National Endowment for the Arts (NEA) Acting Chairman Joan Shigekawa announced today that ZviDance is one of 886 nonprofit organizations nationwide to receive an NEA Art Works grant. ZviDance is recommended for a $10,000 grant to support Artistic Director, Zvi Gotheiner’s newest work: Surveillance – a contemporary dance and multimedia piece which explores the realities behind the surveillance camera.
Recognized by the New York Times as creating one of the “TOP TEN BEST DANCE PIECES OF 2013,” ZviDance will present its newest work, Surveillance for five performances only at New York Live Arts from June 11-14, 2014. Experience the groundbreaking collaboration of contemporary dance, video technology and animation as the lines between performer and spectator blur when each take turns using cams to create video streams that will be recorded, projected, and resampled on screens set up throughout the building. From the moment the audience enters the venue, they will feel the presence of these devices and inevitably participate in the evening’s narrative. Scott Killian’s provocative sound design will use real-time recordings of audiences footsteps, conversations between audience members, and the sound of performers breath to add an aural architecture of inhabitance and domination. Surveillance is an immersive-intrusive-inescapable-environmental dance piece that will leave you wondering how and why as a society we consent to this invasion into our private lives?
NEA Acting Chairman Shigekawa said, “The NEA is pleased to announce that ZviDance is recommended for an NEA Art Works grant. These NEA-supported projects will not only have a positive impact on local economies, but will also provide opportunities for people of all ages to participate in the arts, help our communities to become more vibrant, and support our nation’s artists as they contribute to our cultural landscape.”
“Surveillance is a continual exploration in my reflection on the way technologies are shaping our realities. The work integrates video cameras, projectors and dancers. I thank the NEA for the support of this ambitious work.” -Zvi Gotheiner, Artistic Director
Art Works grants support the creation of art that meets the highest standards of excellence, public engagement with diverse and excellent art, lifelong learning in the arts, and enhancement of the livability of communities through the arts. The NEA received 1,515 eligible applications under the Art Workscategory, requesting more than $76 million in funding. Of those applications, 886 are recommended for grants for a total of $25.8 million.
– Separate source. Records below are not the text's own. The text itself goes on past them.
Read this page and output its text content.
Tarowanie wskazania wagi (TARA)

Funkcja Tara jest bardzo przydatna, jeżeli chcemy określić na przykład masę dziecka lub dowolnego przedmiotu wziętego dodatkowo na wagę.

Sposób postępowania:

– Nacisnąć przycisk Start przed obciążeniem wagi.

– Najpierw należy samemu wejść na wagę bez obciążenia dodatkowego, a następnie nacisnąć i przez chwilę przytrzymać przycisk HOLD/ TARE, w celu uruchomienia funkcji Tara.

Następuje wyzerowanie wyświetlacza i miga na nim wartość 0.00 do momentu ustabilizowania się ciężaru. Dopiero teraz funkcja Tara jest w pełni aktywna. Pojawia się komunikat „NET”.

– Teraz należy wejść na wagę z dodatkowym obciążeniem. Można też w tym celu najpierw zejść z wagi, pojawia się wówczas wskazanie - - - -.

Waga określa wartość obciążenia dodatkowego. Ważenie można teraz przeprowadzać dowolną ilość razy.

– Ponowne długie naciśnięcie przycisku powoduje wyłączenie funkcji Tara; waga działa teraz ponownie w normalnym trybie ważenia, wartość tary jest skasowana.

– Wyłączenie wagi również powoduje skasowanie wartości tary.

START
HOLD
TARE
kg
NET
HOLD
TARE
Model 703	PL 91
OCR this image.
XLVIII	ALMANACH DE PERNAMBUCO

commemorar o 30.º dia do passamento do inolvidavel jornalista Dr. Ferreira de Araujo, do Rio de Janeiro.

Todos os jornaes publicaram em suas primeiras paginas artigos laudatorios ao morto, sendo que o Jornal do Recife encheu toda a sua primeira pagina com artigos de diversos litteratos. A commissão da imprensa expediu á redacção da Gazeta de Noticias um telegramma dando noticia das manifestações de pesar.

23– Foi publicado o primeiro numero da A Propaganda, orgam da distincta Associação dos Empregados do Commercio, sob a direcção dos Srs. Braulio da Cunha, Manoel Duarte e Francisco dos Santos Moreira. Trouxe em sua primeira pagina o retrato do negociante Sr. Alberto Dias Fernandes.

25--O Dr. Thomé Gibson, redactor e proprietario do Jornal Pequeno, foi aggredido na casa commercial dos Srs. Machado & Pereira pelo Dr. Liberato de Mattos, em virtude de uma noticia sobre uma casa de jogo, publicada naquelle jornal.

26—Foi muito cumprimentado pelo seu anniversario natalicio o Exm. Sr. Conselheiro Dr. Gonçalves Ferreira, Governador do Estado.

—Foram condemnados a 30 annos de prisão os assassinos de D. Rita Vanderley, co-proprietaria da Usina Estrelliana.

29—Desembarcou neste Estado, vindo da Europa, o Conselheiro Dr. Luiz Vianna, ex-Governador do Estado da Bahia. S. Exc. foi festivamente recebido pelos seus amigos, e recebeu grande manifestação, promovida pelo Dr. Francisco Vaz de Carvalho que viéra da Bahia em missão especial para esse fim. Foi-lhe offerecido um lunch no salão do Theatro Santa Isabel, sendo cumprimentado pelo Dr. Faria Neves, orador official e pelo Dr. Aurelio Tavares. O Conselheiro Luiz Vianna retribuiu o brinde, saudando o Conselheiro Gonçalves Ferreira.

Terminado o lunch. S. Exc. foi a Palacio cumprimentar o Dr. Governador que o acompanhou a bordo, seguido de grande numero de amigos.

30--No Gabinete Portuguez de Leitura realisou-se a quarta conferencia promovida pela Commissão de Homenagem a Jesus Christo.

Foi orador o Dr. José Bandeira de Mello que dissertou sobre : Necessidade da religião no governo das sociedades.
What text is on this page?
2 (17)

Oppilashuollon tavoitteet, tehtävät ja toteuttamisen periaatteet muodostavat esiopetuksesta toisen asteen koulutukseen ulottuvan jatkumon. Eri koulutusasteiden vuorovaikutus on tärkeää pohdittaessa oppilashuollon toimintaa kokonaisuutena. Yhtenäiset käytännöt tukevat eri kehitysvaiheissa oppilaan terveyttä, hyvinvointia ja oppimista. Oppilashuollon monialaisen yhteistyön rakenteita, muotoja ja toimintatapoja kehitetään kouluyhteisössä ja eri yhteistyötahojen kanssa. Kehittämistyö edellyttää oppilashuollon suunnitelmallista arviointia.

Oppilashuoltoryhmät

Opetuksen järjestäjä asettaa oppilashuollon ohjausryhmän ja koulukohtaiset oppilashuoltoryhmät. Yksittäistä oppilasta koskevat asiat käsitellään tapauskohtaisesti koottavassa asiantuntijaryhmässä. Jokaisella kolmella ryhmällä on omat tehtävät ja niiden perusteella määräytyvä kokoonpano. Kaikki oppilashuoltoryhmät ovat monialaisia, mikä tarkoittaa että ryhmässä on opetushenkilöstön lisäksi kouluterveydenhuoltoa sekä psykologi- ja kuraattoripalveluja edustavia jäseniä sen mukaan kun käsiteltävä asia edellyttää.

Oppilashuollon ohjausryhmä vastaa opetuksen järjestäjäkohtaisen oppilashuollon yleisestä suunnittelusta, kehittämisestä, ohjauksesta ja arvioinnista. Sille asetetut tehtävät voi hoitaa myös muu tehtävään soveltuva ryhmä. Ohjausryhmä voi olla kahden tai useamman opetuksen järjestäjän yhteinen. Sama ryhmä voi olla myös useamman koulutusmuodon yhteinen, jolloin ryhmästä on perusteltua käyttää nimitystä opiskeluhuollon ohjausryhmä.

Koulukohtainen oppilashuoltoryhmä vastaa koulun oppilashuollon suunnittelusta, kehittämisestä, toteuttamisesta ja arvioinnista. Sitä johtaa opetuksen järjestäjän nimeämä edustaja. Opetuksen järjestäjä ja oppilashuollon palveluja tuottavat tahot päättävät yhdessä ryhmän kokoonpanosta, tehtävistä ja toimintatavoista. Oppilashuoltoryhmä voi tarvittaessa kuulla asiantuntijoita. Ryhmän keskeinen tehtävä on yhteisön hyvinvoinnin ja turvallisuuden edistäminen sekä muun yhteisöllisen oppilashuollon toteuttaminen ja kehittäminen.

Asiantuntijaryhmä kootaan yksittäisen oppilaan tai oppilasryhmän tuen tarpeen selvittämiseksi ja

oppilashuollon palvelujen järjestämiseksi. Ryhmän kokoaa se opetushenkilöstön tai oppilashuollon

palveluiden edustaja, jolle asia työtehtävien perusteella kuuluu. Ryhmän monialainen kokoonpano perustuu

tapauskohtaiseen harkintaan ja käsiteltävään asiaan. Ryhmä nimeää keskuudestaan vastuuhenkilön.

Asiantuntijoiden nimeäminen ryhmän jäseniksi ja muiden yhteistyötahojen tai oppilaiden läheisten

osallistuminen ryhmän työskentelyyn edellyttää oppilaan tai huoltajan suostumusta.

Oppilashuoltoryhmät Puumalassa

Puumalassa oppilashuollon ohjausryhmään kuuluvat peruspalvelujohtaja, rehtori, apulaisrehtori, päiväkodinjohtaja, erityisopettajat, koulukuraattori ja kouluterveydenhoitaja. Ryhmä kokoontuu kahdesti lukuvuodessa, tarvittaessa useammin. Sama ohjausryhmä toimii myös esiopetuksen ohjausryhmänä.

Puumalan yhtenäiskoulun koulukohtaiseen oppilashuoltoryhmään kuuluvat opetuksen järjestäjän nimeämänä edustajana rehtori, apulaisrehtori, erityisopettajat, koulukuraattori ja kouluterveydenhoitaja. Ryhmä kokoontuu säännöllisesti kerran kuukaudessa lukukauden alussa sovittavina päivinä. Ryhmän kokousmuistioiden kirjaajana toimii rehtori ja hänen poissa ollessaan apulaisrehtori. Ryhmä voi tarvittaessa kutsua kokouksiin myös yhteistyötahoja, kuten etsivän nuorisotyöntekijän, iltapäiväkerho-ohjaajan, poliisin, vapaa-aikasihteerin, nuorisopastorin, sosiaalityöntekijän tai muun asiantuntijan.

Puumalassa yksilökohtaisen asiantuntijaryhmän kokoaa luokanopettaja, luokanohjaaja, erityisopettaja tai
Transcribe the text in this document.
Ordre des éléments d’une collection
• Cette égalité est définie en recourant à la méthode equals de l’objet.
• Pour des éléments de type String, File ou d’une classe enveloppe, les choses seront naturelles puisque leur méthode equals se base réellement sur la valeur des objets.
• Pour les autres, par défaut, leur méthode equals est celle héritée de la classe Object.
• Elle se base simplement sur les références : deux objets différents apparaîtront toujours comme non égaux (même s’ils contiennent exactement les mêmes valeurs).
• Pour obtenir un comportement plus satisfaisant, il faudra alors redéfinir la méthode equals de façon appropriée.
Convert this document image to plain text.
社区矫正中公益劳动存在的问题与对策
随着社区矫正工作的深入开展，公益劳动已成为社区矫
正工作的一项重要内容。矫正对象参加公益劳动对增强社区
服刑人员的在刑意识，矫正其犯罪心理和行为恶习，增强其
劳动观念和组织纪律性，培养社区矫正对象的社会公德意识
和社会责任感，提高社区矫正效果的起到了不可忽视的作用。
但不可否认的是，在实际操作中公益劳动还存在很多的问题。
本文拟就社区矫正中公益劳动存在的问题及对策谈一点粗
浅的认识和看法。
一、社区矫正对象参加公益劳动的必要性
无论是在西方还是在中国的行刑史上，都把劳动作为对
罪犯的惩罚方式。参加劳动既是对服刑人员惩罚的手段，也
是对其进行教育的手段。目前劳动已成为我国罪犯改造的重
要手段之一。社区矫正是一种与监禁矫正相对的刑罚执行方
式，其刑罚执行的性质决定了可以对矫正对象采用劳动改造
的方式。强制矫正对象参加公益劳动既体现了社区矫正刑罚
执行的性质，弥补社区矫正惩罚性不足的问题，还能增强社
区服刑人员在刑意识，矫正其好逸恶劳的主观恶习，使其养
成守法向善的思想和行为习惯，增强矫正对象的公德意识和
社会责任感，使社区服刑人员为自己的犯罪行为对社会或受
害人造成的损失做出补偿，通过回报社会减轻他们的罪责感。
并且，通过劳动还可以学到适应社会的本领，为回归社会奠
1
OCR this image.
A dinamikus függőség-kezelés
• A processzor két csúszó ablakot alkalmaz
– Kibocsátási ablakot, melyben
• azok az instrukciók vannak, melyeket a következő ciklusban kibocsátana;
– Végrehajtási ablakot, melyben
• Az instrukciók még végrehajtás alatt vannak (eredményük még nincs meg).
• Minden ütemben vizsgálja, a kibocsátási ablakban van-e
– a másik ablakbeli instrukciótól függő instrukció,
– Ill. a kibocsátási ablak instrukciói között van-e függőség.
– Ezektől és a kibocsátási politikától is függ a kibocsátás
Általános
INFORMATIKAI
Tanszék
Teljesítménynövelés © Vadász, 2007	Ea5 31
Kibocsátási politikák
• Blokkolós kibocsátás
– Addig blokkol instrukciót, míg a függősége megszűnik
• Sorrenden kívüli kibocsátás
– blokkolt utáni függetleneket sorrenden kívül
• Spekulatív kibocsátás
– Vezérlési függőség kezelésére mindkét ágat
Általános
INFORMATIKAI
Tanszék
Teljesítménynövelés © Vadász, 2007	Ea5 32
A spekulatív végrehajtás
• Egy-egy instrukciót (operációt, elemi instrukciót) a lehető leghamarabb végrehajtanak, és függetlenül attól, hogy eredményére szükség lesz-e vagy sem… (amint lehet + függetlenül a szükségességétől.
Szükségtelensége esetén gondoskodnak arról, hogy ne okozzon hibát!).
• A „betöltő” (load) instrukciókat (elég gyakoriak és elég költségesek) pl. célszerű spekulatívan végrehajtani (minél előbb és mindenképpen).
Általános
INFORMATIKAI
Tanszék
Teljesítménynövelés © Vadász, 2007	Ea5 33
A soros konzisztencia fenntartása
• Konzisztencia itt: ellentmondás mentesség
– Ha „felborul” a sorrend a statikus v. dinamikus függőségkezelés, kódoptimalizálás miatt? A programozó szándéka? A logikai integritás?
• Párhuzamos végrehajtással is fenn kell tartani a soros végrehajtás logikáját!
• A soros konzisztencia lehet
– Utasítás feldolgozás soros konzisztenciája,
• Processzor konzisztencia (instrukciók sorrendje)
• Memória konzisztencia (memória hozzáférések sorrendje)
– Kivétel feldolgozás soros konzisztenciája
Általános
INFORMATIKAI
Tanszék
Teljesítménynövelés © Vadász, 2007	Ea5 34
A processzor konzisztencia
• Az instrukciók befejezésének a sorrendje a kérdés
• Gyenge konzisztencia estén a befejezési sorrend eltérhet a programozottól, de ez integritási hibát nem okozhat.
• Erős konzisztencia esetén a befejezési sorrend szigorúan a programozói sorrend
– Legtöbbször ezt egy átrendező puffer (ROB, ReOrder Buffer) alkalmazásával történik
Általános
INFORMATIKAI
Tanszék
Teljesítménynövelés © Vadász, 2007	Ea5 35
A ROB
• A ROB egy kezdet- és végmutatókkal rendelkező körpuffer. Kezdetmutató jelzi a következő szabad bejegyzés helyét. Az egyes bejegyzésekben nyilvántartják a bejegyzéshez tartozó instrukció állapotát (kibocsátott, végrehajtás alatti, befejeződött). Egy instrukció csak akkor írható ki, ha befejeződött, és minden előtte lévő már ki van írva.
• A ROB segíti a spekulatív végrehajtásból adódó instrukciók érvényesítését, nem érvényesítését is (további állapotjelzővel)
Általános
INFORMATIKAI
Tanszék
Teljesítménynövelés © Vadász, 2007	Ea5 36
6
For a complete listing of projects recommended for Art Works grant support, please visit the NEA website at arts.gov.
About ZviDance
ZviDance exists to share with audiences the choreographic vision and movement vocabulary of Israeli-born Artistic Director Zvi Gotheiner. Each piece defines a unique set of relationships and experiences, boldly addressing the depths of the human experience. ZviDance also exists to engage students in enriching their appreciation of the art form. ZviDance brings its audiences a passionate vision of community in a modern age. A collaborative alliance among artists, the company’s stirring work celebrates diversity by melding movement genres into the distinct dance vocabulary constantly evolving and refusing to succumb to dialectics of the medium. Led by Israeli-born Artistic Director Zvi Gotheiner and Executive Director, Nikki Chalas, the company is shaped by a collaborative model of creation, involving the ensemble and designers from the initial research phase, so as to constantly push the methodology and ethics of a creation process within an inter-disciplinary format. In the last 20 years of existence, ZviDance has received critical praise and stable funding for its artistic projects, a work that fearlessly refuses to be bounded to specific thematic or aesthetic dogma. The company performs frequently at home in such New York venues as the Joyce Theater, Dance Theater Workshop and Lincoln Center Out-of-Doors. ZviDance has toured across North America to festivals such as Jacob’s Pillow Dance Festival and The American Dance Festival, and abroad to Germany, Poland, Russia, Israel, Colombia, Brazil, Ecuador and Japan.
About Zvi Gotheiner, Artistic Director
Born and raised in a kibbutz in northern Israel, Zvi began his artistic career as a gifted violinist with the Young Kibbutzim Orchestra, where he attained the rank of soloist and Concertmaster at age 15. He began dancing at 17, and soon after, formed his first performance group. Zvi arrived in New York in 1978 on a dance scholarship from the America-Israel Cultural Foundation and danced with the Joyce Trisler Dance Company, Feld Ballets/NY and Bat-Sheva Dance Company. After directing Tamar Ramle and the Jerusalem Tamar Dance Companies in Israel and the Israeli Chamber Dance Company in New York, he founded ZviDance.
For more information, visit www.zvidance.com.
ZviDance’s presentation of Surveillance at New York Live Arts is made possible through New York Live Arts’ Theater Access Program. The Theater Access Program is a comprehensive subsidized rental program benefiting a diverse group of dance and theater companies and producing organizations.